An Angry Review

Earlier today there was a little dust up about a review of our book that launched last week. The woman who wrote the review was quite triggered by her perception of our ‘made up stories’ and our ‘fake book’. in addition, she claimed that many of us were not really ready to help others as we were too deeply within our own work to be able to offer any assistance to others. I am not sure how she got these impressions but indeed she did.

With such a deep experience of love encircling me the last 18 days, I experienced  this with a great deal of equanimity but wanted to respond none-the-less as there were inaccuracies in her posted review.  It felt like a nice balance between knowing it did not really matter and wanting to speak up for what is true without judgement of her. This was my reply below:

I must speak out and let you know that you are mistaken. As one of the authors of this book I can tell you that no one I know of in this group of women did anything but struggle for months to share deeply personal stories of personal journeys to inspire others. I can only speak for myself but I have the idea that I may never be done with challenges in this journey called life, and that as such am a better teacher, friend, and mentor to myself and others. From that space, with humility, I do offer anyone who resonates with my story a chance to experience and learn what I have experienced about the nature of Love and the Reality of Life.

I can usually be found in a place of loving contribution and see myself as a benevolent and beneficial presence on this earth. And when I am not that, believe me, I am more unhappy than anyone else I might encounter. In order to heal myself, I use the very same skills I offer clients to find my way back to myself and the heart of love again. And here, Heaven awaits.

I carry in my heart the knowing that all of us are just one step away from the deepest pain or the deepest joy. And we create that as we are responsible for our where we place our attention.

All my love, Katherine

Predator Prey

Waking up Scared and truly deeply wanting something else. Afraid even to talk about IT lest some parent, friend or God forbid, potential client of mine think that I am weak and lost and not ‘in charge’ in this process of life. Ok. I admit it. When this comes over me, I am not in charge. I want to be. I desperately want to be, but that seems to invite more of the same for this moment at least, Scared is in charge. Pause.

I do know that Scared is scared about money and life. Scared in me is based on my old stories ~ not remembering who I am. Or what is important to me. Scared is just about staying alive based on old rules. Rules I am constantly arguing with, but not ignoring yet. Or I would not be entertaining Scared.

Scared is me remembering myself  as a small curled up animal that has a life that is bound by the journey of either being the predator, or equally as unfriendly but more deadly, the prey. Never Safe or Calm,  knowing how quickly I can and do turn from one to the other, and back. sigh.

For one moment when the check comes in, the client calls, my boyfriend says he loves me, for one instant I feel safe and then just as quickly … the thought of how can I hold on to this, protect it, keep it and stay safe? in that One second later, the fear returns and now, I have something to lose that someone wants, so I am prey.

That game, is never satisfying.
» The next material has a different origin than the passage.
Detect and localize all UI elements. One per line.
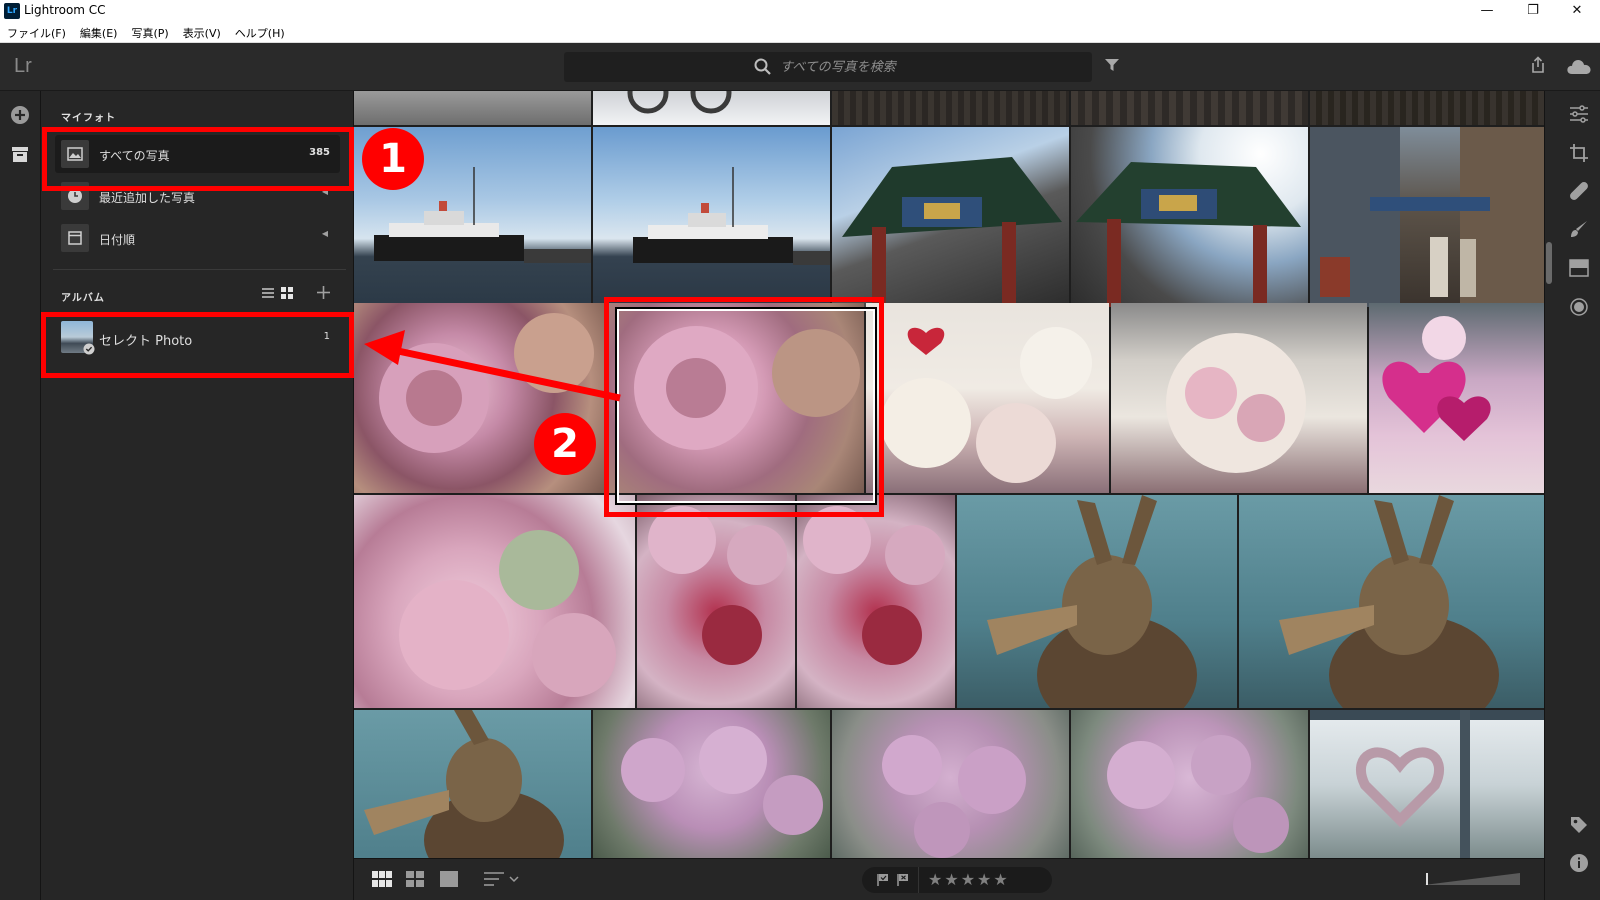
annotation-badge-2: 2 <box>534 413 596 475</box>
annotation-arrow <box>364 330 621 402</box>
Always when I am with Scared, I cannot find peace. Even for the moment that I have ‘enough money’, or ‘more power’ or ‘more love’ than someone else and feel temporarily safe … i am always waiting with Scared for someone or something to pop my balloon, take what I have or leave me ALONE, empty and afraid; deflate the dream that I am safe, and show me that my fear is right and I will loose it all and well…let’s admit it, right? die.
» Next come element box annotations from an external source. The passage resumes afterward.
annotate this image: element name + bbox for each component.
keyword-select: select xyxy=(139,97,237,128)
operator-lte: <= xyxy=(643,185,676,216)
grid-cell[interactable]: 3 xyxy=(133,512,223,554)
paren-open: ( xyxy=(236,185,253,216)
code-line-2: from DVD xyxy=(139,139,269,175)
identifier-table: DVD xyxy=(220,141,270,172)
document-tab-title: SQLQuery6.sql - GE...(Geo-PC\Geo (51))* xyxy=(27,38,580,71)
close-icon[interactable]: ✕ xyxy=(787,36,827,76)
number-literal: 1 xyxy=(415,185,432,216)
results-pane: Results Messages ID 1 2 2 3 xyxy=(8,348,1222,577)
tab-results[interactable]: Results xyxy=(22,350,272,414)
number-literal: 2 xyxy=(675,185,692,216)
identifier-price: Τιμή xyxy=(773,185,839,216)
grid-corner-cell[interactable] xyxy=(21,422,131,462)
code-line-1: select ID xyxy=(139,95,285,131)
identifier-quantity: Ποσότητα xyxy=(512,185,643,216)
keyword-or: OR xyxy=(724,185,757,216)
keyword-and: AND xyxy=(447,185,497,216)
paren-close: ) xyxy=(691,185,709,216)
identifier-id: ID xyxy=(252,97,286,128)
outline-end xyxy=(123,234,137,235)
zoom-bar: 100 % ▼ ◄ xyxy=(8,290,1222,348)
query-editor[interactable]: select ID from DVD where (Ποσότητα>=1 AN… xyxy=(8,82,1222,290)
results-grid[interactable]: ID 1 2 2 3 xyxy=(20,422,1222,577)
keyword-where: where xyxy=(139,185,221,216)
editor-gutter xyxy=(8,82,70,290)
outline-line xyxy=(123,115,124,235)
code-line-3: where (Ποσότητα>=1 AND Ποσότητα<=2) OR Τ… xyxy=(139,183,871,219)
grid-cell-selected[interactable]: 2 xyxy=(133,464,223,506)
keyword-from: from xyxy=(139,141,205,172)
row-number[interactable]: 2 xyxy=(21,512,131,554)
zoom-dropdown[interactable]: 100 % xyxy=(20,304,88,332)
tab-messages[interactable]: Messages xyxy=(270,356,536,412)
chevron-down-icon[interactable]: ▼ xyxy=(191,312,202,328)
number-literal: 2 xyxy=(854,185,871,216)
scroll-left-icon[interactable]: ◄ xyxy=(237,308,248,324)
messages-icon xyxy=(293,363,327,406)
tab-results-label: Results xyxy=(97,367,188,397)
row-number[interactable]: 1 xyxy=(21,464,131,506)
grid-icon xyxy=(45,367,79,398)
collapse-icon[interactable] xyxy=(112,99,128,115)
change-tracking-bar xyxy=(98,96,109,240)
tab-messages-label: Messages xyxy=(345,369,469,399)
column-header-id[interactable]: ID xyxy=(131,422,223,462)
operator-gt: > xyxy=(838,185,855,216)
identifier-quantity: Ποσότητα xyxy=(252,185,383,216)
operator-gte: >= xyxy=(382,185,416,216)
Scared is Scared of everything. And that just sucks. And just in case you are wondering, Partly Afraid, a Little Worried,  are as deadly as Scared.

But Love? I know Love is on the other side of that. Not Scared. Not sucking the life out of people and things by holding on. Not demanding. Not controlling. Not Needy. Not Scared.

To Love I must is step out of the game with Scared. Entirely. Game over.  See Life Flow.

The new game I must first STOP looking at the Fear. Stop Treating it as REAL. Stop ARGUING with it, STOP thinking that I can MASTER IT…
and I cross over breathing deeply, one thought. One wisdom thought, ‘Look with Love’.

I look into THE FIELD OF LOVE. And require myself to see with Love. To forgive what I haven’t seen. To see what is around me, to see what is within me. To appreciate, To allow, To soften, To look steadily at Love.  To honor myself and the Love that flows within me and between all of us. Then when I look again I see a different Reality.  I love. In love. My fear ceases to exist. It was never real.

From SCARED, the ‘game’ of  the terrified animal of predator prey, I transform to  SACRED, the Truth of a joyous creature of Loving.

It is not magic. It is in me to do. Look at Truth.

It is trading my reality and seeing with new eyes, in an instant, the life of my dreams. I let down my guard and instantly I live in love and peace and joy.

And, IF I CAN, sister, believe me. You can too.